Amcası Hamza’nın kalbini deşenleri de;
“Uhud dağı kadar altınım olsa sarfederim” derdi;
Altını yığmazdı, dövizle borç vermezdi bizim gibi;
Öldüğünde bir hırkası vardı sırtında;
Ne köşklere heves etti, ne yalılara;
O sevgi getirdi bütün insanlığa kendinden öncekiler gibi;
Önce okumayı öğretti, ilim tahsil etsinler diye;
Sonra güzel ahlakı tamamladı Allah için;
Sen ahlaktan bihabersen, ilimden ve akıldan uzak;
Neyin peşindesin, neyin sevdasında bir dua ile;
Malın da gidecek bir gün, makamın da, şöhretin de;
Neyi biriktirmedesin, nedir bu hırs, nedir bu kin, nefret;
Eğer Müslümansan rahmet saç çevrene, biraz olsun affet;
Elinden, dilinden emin olsun insanlar eğer inanıyorsan;
İnanıyorsan hesap günü var biliyorsun bir gün elbet;
O gün hesaplaşırız, bugün olmasa da ama Allah adildir;
Bırakmaz o güne adaletini hep bilinir, O çok Kaadirdir;
O halde Müslümansan bunları bir hatırla unutma;
Hüküm verirken adaletten ayrılma, insanları korkutma;
Bugüne kadar kimsenin yapmadığı gibi rahmet okutma;
Sadece kendine değil inancına da zarar verirsin;
Hesabın birken bin olur, gün gelir huzura gelirsin;
Bir mazlumun ahıyla bile yerinden kalkamazsın;
Yüce Adaletten kendini bil ki hiç kurtaramazsın.

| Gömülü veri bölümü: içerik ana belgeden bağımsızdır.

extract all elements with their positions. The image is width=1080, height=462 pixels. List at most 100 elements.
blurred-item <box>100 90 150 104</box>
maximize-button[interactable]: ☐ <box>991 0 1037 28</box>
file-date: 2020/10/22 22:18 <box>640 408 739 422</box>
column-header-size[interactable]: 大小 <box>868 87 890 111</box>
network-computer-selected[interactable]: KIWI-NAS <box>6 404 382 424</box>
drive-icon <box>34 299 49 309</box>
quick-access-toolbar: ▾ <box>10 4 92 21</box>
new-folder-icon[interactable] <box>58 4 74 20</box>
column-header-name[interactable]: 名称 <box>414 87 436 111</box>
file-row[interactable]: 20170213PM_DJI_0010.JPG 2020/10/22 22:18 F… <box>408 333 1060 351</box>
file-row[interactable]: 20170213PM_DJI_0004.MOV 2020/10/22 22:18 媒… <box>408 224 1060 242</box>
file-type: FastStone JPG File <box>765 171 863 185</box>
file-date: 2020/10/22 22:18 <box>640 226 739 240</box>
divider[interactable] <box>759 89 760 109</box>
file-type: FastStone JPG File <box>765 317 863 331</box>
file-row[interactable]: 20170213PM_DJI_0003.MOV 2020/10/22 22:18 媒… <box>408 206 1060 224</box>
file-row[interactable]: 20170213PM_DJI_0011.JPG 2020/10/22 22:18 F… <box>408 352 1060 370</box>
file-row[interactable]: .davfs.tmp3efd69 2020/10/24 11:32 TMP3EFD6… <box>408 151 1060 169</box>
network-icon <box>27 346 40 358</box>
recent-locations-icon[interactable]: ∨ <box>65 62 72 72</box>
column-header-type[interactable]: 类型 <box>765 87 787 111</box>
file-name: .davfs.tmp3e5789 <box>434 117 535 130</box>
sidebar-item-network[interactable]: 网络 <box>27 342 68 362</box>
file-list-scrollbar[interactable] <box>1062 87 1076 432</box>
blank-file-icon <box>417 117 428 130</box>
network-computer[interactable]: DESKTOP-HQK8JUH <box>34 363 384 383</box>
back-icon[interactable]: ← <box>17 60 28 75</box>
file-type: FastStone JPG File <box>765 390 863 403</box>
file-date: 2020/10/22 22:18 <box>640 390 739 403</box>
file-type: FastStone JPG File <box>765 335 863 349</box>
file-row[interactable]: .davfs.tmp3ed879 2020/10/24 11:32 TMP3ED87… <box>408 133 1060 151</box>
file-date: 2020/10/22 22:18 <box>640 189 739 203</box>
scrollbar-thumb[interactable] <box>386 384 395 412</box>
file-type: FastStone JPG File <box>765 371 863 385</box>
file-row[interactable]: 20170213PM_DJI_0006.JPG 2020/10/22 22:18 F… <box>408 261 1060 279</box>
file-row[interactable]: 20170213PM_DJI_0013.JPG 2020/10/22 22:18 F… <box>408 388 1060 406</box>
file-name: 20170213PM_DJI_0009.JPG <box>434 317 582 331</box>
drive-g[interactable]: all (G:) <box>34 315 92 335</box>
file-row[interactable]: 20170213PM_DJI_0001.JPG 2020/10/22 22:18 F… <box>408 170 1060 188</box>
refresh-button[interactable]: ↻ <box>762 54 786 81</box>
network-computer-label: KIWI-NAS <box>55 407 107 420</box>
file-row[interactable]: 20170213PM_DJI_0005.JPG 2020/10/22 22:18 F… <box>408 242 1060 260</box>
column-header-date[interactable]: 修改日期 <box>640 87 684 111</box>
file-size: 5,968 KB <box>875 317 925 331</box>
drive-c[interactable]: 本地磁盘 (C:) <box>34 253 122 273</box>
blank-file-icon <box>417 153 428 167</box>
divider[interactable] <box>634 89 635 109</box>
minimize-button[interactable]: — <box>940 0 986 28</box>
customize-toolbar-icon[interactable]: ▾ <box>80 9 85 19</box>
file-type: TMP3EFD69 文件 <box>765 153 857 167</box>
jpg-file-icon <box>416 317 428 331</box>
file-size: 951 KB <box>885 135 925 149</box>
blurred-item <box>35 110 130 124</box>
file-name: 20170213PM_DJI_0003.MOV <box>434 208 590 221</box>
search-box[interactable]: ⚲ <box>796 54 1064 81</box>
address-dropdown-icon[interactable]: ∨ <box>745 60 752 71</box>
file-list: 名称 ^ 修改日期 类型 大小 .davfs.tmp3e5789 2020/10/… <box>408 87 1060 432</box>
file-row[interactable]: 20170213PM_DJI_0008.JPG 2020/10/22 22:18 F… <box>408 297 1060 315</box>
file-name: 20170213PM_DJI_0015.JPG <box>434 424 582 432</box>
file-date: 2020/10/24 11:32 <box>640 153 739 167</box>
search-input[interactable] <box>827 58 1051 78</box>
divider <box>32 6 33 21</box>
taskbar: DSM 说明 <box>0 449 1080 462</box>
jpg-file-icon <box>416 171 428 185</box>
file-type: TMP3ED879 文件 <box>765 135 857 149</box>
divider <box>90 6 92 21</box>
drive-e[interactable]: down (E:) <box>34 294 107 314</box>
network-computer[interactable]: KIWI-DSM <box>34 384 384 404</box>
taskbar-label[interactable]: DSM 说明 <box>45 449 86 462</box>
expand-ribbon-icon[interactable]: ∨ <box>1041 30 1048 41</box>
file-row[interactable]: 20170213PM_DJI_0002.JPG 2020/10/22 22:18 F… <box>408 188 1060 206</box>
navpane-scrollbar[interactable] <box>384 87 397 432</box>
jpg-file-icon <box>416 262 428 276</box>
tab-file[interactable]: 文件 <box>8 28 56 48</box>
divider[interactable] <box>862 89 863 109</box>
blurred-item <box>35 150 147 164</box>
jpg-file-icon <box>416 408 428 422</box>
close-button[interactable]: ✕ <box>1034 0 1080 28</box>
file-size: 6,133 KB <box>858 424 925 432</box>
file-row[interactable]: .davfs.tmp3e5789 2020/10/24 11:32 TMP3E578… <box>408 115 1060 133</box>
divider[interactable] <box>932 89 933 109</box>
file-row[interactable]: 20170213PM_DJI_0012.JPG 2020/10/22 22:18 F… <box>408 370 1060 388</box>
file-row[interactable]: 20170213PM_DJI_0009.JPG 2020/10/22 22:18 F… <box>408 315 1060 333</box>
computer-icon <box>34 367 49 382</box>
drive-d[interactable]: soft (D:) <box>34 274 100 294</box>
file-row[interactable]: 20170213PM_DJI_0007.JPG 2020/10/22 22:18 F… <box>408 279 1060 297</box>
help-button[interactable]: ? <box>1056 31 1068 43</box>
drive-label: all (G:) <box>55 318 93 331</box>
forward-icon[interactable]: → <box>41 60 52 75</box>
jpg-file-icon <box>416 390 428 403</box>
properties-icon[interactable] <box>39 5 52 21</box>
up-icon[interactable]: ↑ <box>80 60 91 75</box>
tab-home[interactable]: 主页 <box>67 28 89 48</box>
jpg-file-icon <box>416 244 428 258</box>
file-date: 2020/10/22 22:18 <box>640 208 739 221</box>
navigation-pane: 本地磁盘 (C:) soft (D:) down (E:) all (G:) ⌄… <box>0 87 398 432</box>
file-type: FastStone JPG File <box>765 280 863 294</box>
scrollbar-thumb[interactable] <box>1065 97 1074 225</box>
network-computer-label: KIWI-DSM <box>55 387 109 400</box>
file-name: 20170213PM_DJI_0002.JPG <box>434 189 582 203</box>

Bakarsın ki ne mülk para edecek, ne de bugünkü güç kudret;
Her zerrenin hesabını bir bir vereceksin elbet;
İş işten geçmeden gel biraz sakin ol, herkesi dinle;
Bu kadar haykırışta bir sebep vardır, yeminle;
Allah sadece Uyarıcı ve Müjdeci Ol demiş Yüce Peygambere;
Tanrı gibi ne hükmedebilirsin, ne de erişebilirsin her yere;
Allah’ın indinde ne Müslüman var, Ne Yahudi, Ne Hıristiyan;
Sadece nefsini bilip, Rabbini bilen bir insan;
Önce insan ol amacın Müslüman olmaksa eğer;
Allah’a inandım de, sonra da Dosdoğru ol yeter.